•   Brasilia  |
  •  |
  •  |
  • AFP

La tensa sesión en la cámara de Diputados de Brasil que decidirá si el proceso de destitución de la presidenta Dilma Rousseff avanza al Senado o es descartado comenzó este domingo en medio de consignas, gritos y empujones.

"Está abierta la sesión bajo la protección de Dios y en nombre del pueblo brasileño", dijo el presidente de la cámara, Eduardo Cunha, acérrimo rival de la mandataria, acusada de maquillar las cuentas públicas en 2014 -año de su reelección- y en 2015.

La sesión comenzó en un plenario repleto, en medio de consignas cruzadas de "No al golpe" e "Impeachment ya". Los parlamentarios también entonaron el himno nacional y hasta la canción de la selección de fútbol "Soy brasileño, con mucho orgullo y mucho amor".

La sesión tardó en arrancar, por acaloradas discusiones entre los parlamentarios, que llegaron hasta los empujones.

Instantes antes del inicio de la sesión, un grupo de diputados que respaldan al gobierno comenzó a gritar "¡Democracia!" para tapar la voz del jefe de la cámara, que daba una rueda de prensa. Una pancarta en la que se leía "Fuera Cunha" en grandes letras rojas fue desplegada en plena deliberación.

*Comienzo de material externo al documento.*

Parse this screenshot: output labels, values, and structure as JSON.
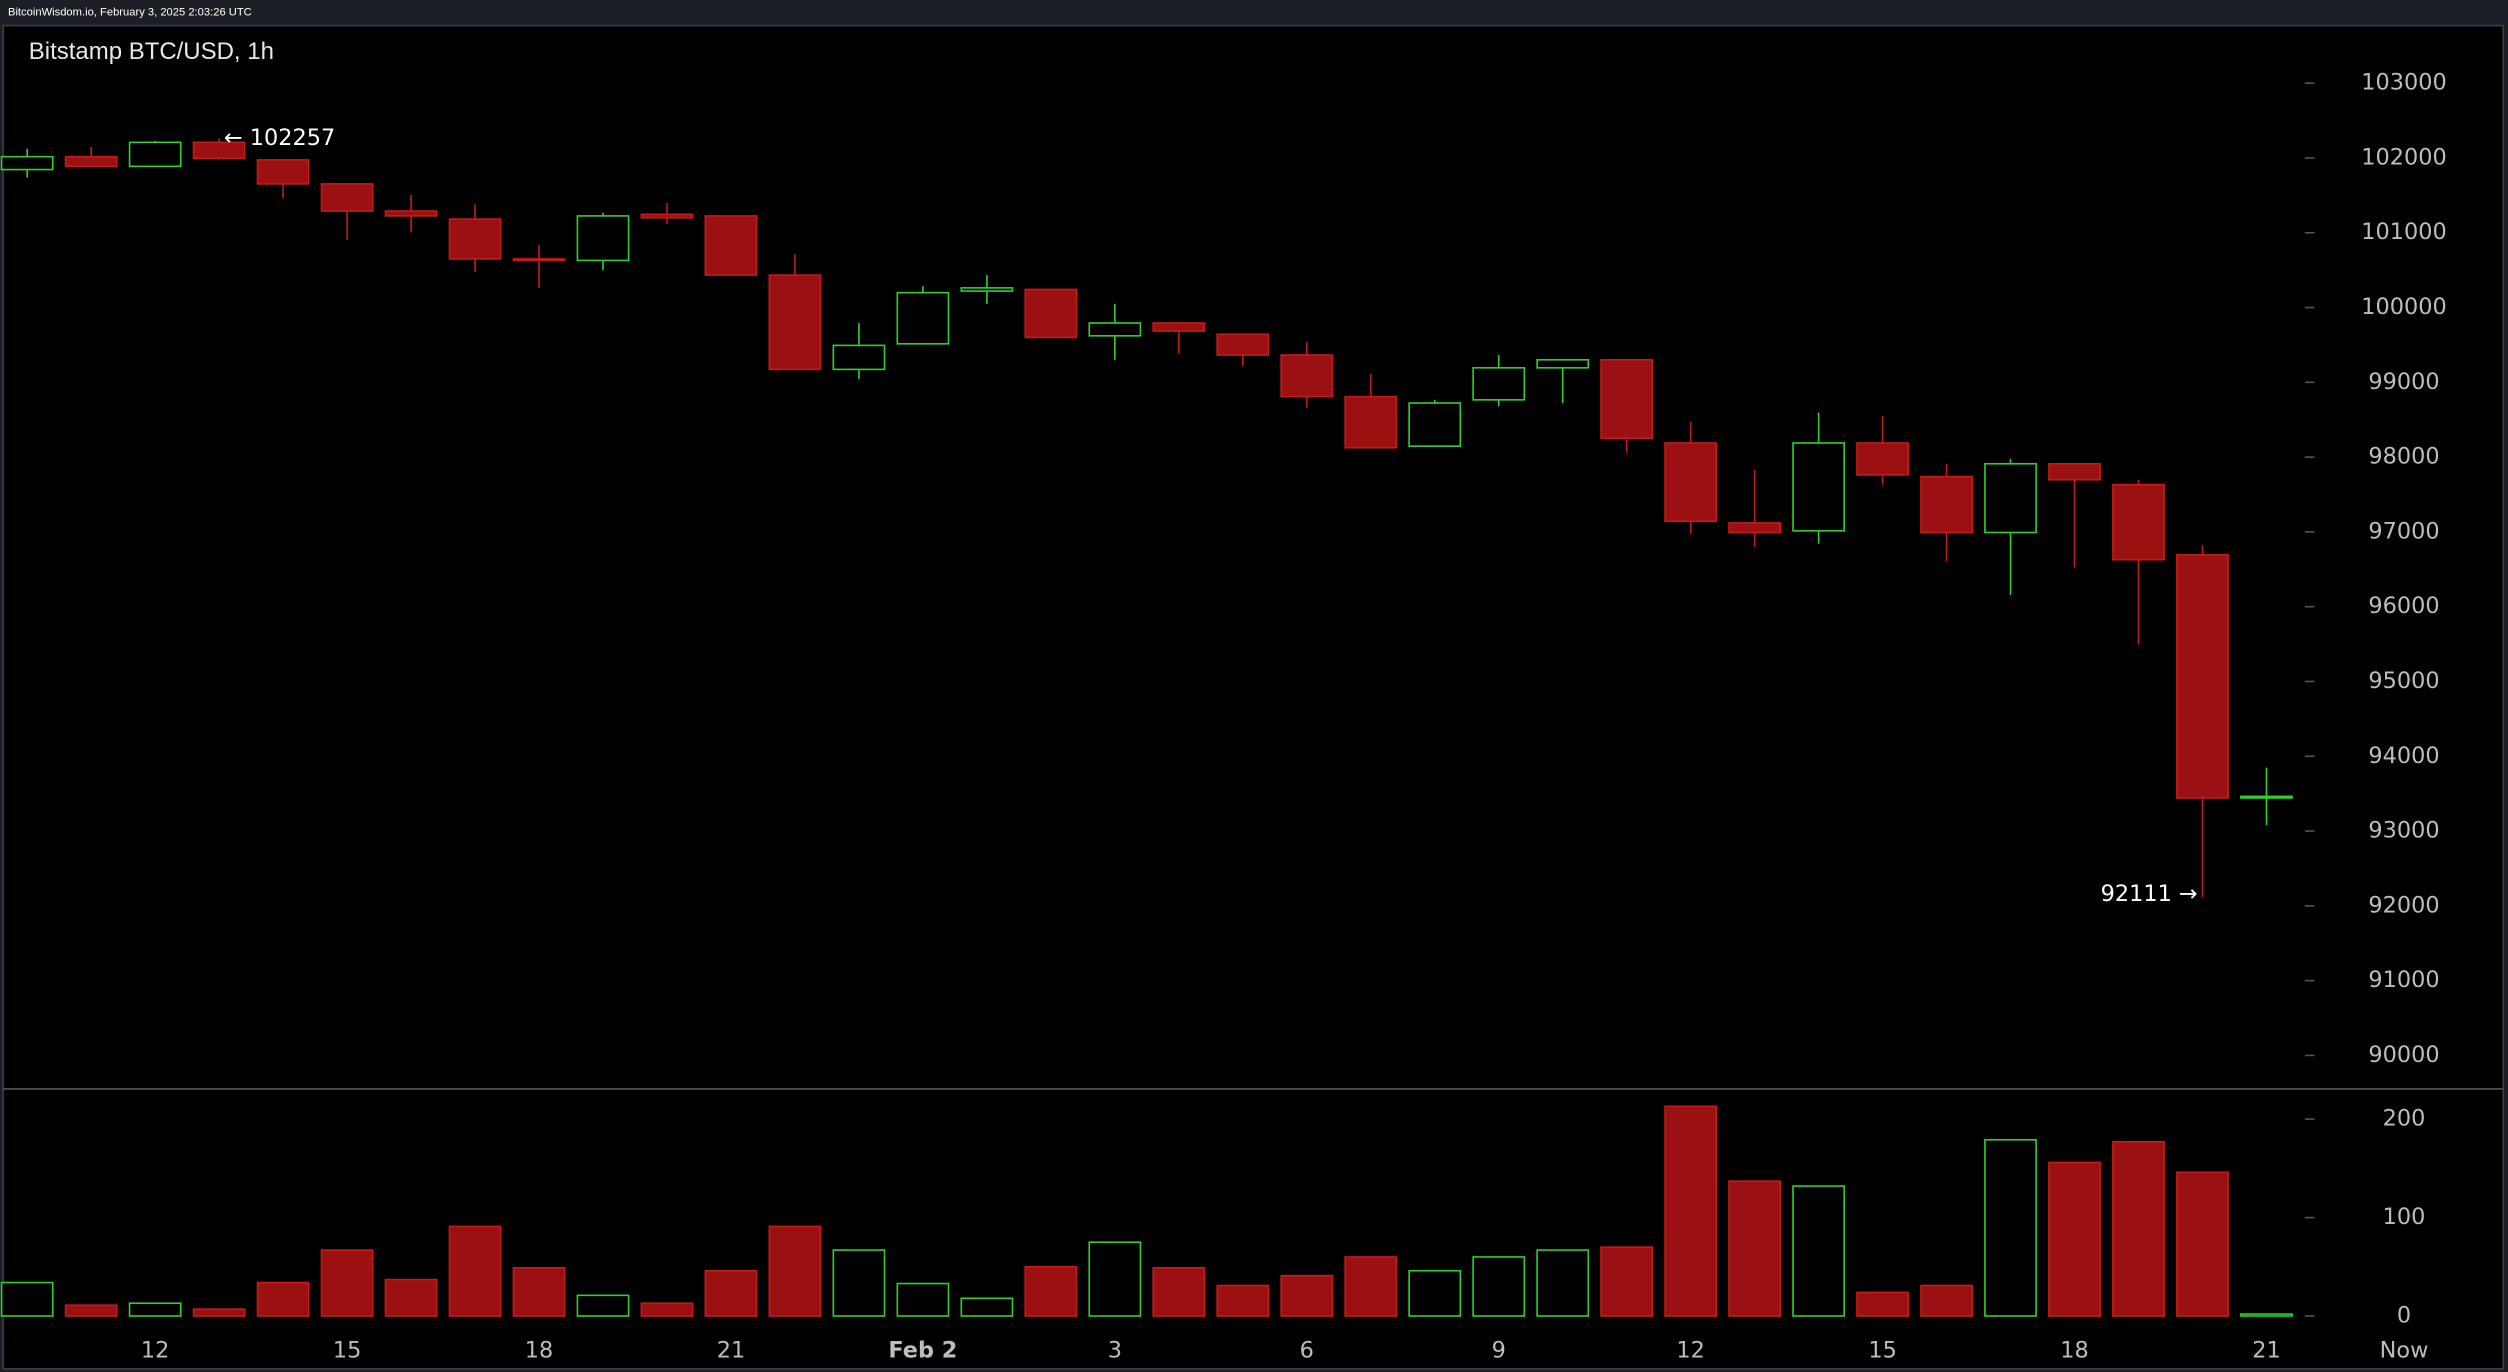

Te interesa: Brasilia se blinda ante la votación clave sobre el futuro de Rousseff

El discurso del relator del impeachment Jovair Arantes también fue varias veces interrumpido.

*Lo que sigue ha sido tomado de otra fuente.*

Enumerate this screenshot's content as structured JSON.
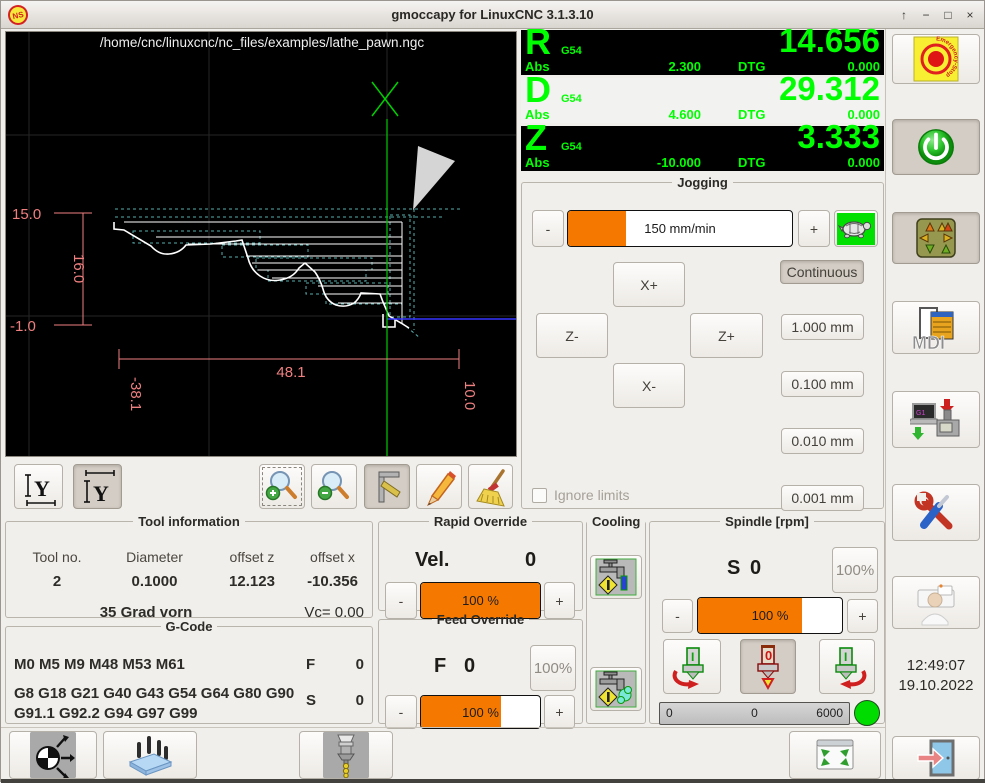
{
  "window": {
    "title": "gmoccapy for LinuxCNC  3.1.3.10",
    "logo_text": "NS",
    "controls": {
      "shade": "↑",
      "minimize": "−",
      "maximize": "□",
      "close": "×"
    }
  },
  "preview": {
    "file_path": "/home/cnc/linuxcnc/nc_files/examples/lathe_pawn.ngc",
    "dimensions": {
      "height_top": "15.0",
      "height_total": "16.0",
      "height_bottom": "-1.0",
      "length_total": "48.1",
      "length_left": "-38.1",
      "length_right": "10.0"
    }
  },
  "dro": {
    "axes": [
      {
        "letter": "R",
        "system": "G54",
        "value": "14.656",
        "abs_label": "Abs",
        "abs_value": "2.300",
        "dtg_label": "DTG",
        "dtg_value": "0.000"
      },
      {
        "letter": "D",
        "system": "G54",
        "value": "29.312",
        "abs_label": "Abs",
        "abs_value": "4.600",
        "dtg_label": "DTG",
        "dtg_value": "0.000"
      },
      {
        "letter": "Z",
        "system": "G54",
        "value": "3.333",
        "abs_label": "Abs",
        "abs_value": "-10.000",
        "dtg_label": "DTG",
        "dtg_value": "0.000"
      }
    ]
  },
  "jogging": {
    "title": "Jogging",
    "minus_label": "-",
    "plus_label": "+",
    "speed_text": "150 mm/min",
    "speed_fill_pct": 26,
    "continuous_label": "Continuous",
    "x_plus": "X+",
    "x_minus": "X-",
    "z_plus": "Z+",
    "z_minus": "Z-",
    "increments": [
      "1.000 mm",
      "0.100 mm",
      "0.010 mm",
      "0.001 mm"
    ],
    "ignore_limits_label": "Ignore limits"
  },
  "sidebar": {
    "mdi_label": "MDI",
    "time": "12:49:07",
    "date": "19.10.2022"
  },
  "tool_info": {
    "title": "Tool information",
    "headers": [
      "Tool no.",
      "Diameter",
      "offset z",
      "offset x"
    ],
    "values": [
      "2",
      "0.1000",
      "12.123",
      "-10.356"
    ],
    "description": "35 Grad vorn",
    "vc_text": "Vc= 0.00"
  },
  "gcode": {
    "title": "G-Code",
    "m_codes": "M0 M5 M9 M48 M53 M61",
    "g_codes": "G8 G18 G21 G40 G43 G54 G64 G80 G90 G91.1 G92.2 G94 G97 G99",
    "f_label": "F",
    "f_value": "0",
    "s_label": "S",
    "s_value": "0"
  },
  "rapid_override": {
    "title": "Rapid Override",
    "vel_label": "Vel.",
    "vel_value": "0",
    "minus_label": "-",
    "plus_label": "+",
    "bar_text": "100 %",
    "fill_pct": 100
  },
  "feed_override": {
    "title": "Feed Override",
    "f_label": "F",
    "f_value": "0",
    "reset_label": "100%",
    "minus_label": "-",
    "plus_label": "+",
    "bar_text": "100 %",
    "fill_pct": 67
  },
  "cooling": {
    "title": "Cooling"
  },
  "spindle": {
    "title": "Spindle [rpm]",
    "s_label": "S",
    "s_value": "0",
    "reset_label": "100%",
    "minus_label": "-",
    "plus_label": "+",
    "bar_text": "100 %",
    "fill_pct": 72,
    "scale_min": "0",
    "scale_current": "0",
    "scale_max": "6000",
    "left_glyph": "I",
    "stop_glyph": "0",
    "right_glyph": "I"
  },
  "colors": {
    "accent_orange": "#f57900",
    "dro_green": "#00ff00",
    "turtle_green": "#00e000",
    "indicator_green": "#00dc00"
  }
}
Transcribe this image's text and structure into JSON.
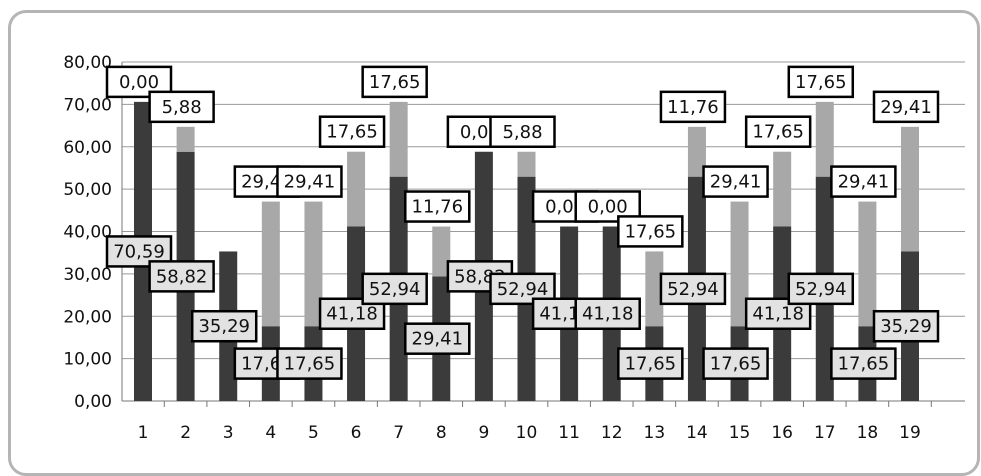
{
  "chart_data": {
    "type": "bar",
    "stacked": true,
    "categories": [
      "1",
      "2",
      "3",
      "4",
      "5",
      "6",
      "7",
      "8",
      "9",
      "10",
      "11",
      "12",
      "13",
      "14",
      "15",
      "16",
      "17",
      "18",
      "19"
    ],
    "series": [
      {
        "values": [
          70.59,
          58.82,
          35.29,
          17.65,
          17.65,
          41.18,
          52.94,
          29.41,
          58.82,
          52.94,
          41.18,
          41.18,
          17.65,
          52.94,
          17.65,
          41.18,
          52.94,
          17.65,
          35.29
        ],
        "color": "#3b3b3b"
      },
      {
        "values": [
          0.0,
          5.88,
          null,
          29.41,
          29.41,
          17.65,
          17.65,
          11.76,
          0.0,
          5.88,
          0.0,
          0.0,
          17.65,
          11.76,
          29.41,
          17.65,
          17.65,
          29.41,
          29.41
        ],
        "color": "#a8a8a8"
      }
    ],
    "series_labels": [
      [
        "70,59",
        "58,82",
        "35,29",
        "17,65",
        "17,65",
        "41,18",
        "52,94",
        "29,41",
        "58,82",
        "52,94",
        "41,18",
        "41,18",
        "17,65",
        "52,94",
        "17,65",
        "41,18",
        "52,94",
        "17,65",
        "35,29"
      ],
      [
        "0,00",
        "5,88",
        "",
        "29,41",
        "29,41",
        "17,65",
        "17,65",
        "11,76",
        "0,00",
        "5,88",
        "0,00",
        "0,00",
        "17,65",
        "11,76",
        "29,41",
        "17,65",
        "17,65",
        "29,41",
        "29,41"
      ]
    ],
    "yticks": [
      "0,00",
      "10,00",
      "20,00",
      "30,00",
      "40,00",
      "50,00",
      "60,00",
      "70,00",
      "80,00"
    ],
    "ylim": [
      0,
      80
    ],
    "grid": true,
    "legend": "none"
  }
}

"Vamos a hacer historia al decidir lo que queremos para el futuro de este país. La situación es grave", dijo Arantes en su intervención.

Cada uno de los 513 diputados será llamado a comunicar su voto por un micrófono y a justificar en 10 segundos su decisión. Se calcula que los resultados se conocerán a eso de las 21H00 locales (00h00 GMT).

Si 342 legisladores (dos tercios) votan por el impeachment, y el Senado ratifica en las próximas semanas esa decisión, Rousseff, de 68 años, será sometida a un juicio político que implica su separación transitoria del cargo.

La sustituiría su vicepresidente Michel Temer, quien podría gobernar hasta el fin del mandato en 2018, si los propios senadores declaran a Rousseff culpable en un plazo de 180 días.

Rousseff niega los cargos que se le imputan y los atribuye a una conspiración liderada por Temer y Cunha, sobre quien pesan acusaciones de corrupción.

Masivas manifestaciones a favor y en contra del proceso se realizaban en Brasilia, Rio de Janeiro, Sao Paulo y otras ciudades del país.